The OMCs are following the practice of changing petrol and fuel rates every alternate day rather than undertaking changes on a daily basis for the past few days. Accordingly, Wednesday's price hold came after there was an increase in prices on Tuesday. There was no price increase on Monday as well.
Also, on Sunday while petrol and diesel prices were raised by 24 and 27 paise per litre respectively, there was no price revision on Saturday. Similarly, while fuel prices were raised on Friday, it remained unchanged in the previous day.
"It seems oil companies are giving a sense of relief to consumers as fuel prices are not being raised on a daily basis. But still, prices are not actually falling but being raised on every alternate day too this month," said a oil sector expert not willing to be named.
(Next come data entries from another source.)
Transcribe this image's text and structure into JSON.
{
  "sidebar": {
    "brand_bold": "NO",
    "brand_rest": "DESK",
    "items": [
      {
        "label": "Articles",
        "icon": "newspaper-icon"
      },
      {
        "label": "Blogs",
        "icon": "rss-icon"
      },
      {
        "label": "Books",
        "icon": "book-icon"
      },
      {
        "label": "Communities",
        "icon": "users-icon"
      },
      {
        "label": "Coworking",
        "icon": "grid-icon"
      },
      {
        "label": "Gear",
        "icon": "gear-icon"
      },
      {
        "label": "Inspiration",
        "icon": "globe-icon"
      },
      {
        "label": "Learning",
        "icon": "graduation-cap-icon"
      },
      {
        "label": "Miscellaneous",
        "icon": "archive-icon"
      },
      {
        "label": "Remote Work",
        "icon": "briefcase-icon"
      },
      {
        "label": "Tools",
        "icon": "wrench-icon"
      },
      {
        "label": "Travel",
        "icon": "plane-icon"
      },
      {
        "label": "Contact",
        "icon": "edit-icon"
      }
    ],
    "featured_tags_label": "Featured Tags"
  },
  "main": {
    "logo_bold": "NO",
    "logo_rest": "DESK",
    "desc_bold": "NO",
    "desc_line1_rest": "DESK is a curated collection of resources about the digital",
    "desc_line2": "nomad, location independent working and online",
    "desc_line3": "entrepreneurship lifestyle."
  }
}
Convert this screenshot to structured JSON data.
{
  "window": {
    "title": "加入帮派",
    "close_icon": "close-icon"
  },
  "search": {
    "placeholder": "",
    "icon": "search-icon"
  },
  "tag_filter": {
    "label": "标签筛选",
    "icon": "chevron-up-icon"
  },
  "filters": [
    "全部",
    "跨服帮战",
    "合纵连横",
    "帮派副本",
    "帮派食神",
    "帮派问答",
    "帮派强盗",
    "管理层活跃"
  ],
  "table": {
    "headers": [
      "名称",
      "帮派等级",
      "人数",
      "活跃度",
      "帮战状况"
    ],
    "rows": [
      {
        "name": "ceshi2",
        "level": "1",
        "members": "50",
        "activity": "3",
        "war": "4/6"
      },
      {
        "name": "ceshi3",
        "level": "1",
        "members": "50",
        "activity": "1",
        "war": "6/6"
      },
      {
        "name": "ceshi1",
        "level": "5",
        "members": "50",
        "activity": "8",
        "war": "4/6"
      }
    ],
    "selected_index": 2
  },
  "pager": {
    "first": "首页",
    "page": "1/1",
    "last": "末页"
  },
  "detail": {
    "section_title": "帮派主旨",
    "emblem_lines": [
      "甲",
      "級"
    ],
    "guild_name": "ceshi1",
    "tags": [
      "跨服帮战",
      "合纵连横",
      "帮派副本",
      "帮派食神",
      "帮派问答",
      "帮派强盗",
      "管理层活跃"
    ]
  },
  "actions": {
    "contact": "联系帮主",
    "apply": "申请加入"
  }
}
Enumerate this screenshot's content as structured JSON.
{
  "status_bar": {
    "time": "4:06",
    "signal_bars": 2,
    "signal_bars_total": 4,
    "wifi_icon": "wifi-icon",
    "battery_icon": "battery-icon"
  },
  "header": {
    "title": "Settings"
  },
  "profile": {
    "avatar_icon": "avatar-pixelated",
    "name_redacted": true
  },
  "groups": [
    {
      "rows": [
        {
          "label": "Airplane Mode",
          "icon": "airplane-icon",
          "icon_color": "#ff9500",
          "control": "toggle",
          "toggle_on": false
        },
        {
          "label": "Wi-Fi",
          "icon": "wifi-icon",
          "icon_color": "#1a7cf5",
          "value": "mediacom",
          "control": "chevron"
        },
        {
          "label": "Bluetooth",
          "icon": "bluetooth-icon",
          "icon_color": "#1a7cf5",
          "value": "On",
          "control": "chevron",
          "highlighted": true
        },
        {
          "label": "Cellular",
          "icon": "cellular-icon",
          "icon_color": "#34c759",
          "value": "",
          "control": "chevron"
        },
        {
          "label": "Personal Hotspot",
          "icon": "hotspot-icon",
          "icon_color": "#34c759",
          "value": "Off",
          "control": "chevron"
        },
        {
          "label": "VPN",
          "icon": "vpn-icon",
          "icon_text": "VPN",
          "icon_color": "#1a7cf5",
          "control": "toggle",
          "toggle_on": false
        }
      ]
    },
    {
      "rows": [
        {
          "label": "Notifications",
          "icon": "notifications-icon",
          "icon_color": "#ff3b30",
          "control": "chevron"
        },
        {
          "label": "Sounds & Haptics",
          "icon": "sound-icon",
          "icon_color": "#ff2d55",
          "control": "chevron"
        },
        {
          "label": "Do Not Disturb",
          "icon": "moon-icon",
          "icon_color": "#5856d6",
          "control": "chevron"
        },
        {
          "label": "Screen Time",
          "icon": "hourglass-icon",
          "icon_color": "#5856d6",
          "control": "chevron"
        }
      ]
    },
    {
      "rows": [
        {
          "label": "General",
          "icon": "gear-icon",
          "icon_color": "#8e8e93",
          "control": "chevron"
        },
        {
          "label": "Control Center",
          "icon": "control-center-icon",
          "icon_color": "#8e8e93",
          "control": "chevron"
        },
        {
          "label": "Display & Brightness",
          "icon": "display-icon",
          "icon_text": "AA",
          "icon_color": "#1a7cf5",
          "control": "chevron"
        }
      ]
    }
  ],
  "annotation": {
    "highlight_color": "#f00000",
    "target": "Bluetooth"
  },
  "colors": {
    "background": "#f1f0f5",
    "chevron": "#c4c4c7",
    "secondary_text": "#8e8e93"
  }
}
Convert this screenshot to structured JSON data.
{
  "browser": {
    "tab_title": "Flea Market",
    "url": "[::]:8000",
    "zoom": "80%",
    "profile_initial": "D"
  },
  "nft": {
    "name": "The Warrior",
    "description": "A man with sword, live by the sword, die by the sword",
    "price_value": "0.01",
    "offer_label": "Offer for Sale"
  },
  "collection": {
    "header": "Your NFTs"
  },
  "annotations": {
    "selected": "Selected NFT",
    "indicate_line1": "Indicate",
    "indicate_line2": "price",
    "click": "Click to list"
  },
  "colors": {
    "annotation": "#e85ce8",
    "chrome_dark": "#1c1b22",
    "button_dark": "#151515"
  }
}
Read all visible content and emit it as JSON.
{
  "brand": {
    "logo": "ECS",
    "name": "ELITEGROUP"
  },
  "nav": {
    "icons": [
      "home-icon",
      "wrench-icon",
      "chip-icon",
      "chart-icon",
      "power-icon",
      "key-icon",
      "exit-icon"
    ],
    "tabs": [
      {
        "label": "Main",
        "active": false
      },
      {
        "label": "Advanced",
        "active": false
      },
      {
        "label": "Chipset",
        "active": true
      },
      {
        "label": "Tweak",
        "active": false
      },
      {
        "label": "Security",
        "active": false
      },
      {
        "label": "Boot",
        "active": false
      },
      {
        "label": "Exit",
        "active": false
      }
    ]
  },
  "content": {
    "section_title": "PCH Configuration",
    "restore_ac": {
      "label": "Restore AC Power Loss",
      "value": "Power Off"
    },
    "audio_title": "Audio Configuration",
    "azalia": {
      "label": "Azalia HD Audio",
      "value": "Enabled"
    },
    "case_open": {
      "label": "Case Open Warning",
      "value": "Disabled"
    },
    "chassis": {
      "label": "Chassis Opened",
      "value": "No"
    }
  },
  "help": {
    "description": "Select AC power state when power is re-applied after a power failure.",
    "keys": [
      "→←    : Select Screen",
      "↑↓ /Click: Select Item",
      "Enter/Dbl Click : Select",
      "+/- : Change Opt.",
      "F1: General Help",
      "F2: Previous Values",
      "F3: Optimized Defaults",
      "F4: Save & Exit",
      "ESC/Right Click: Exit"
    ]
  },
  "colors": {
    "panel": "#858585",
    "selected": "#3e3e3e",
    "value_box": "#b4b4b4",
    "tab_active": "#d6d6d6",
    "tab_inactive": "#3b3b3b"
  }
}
He said that the practice of daily price revision started after the deregulation of petrol and diesel prices a few years back. This has now been done away with by OMCs for the past several months giving a clear indication that the administrative price regime is still working for the sector.
Under daily price revision, OMCs revised petrol and diesel prices every morning benchmarking retail fuel prices to a 15-day rolling average of global refined products' prices and dollar exchange rate. However, in a market where fuel prices need to be increased successively, alternate day price revision seems to be the flavour.
It is worth noting that with 10 price increase in May, the retail price of regular petrol has already reached over Rs 99 a litre in Mumbai. Petrol prices are already over Rs 100 per litre in several cities in Madhya Pradesh, Rajasthan and Maharashtra. Premium petrol has been hovering above that level for quite some time now.
Petrol prices have increased by Rs 2.30 a litre in Delhi in May in the 10 increases so far. Similarly, diesel prices have risen by Rs 2.78 per litre in the capital this month.
IANS had written earlier that OMCs may begin increasing the retail price of petrol and diesel post-state elections as they were incurring losses to the tune of Rs 2-3 per litre by holding the price line despite higher global crude and product prices.
With global crude prices at around $69 a barrel mark, OMCs may have to revise fuel prices upwards again if there is any further firming up.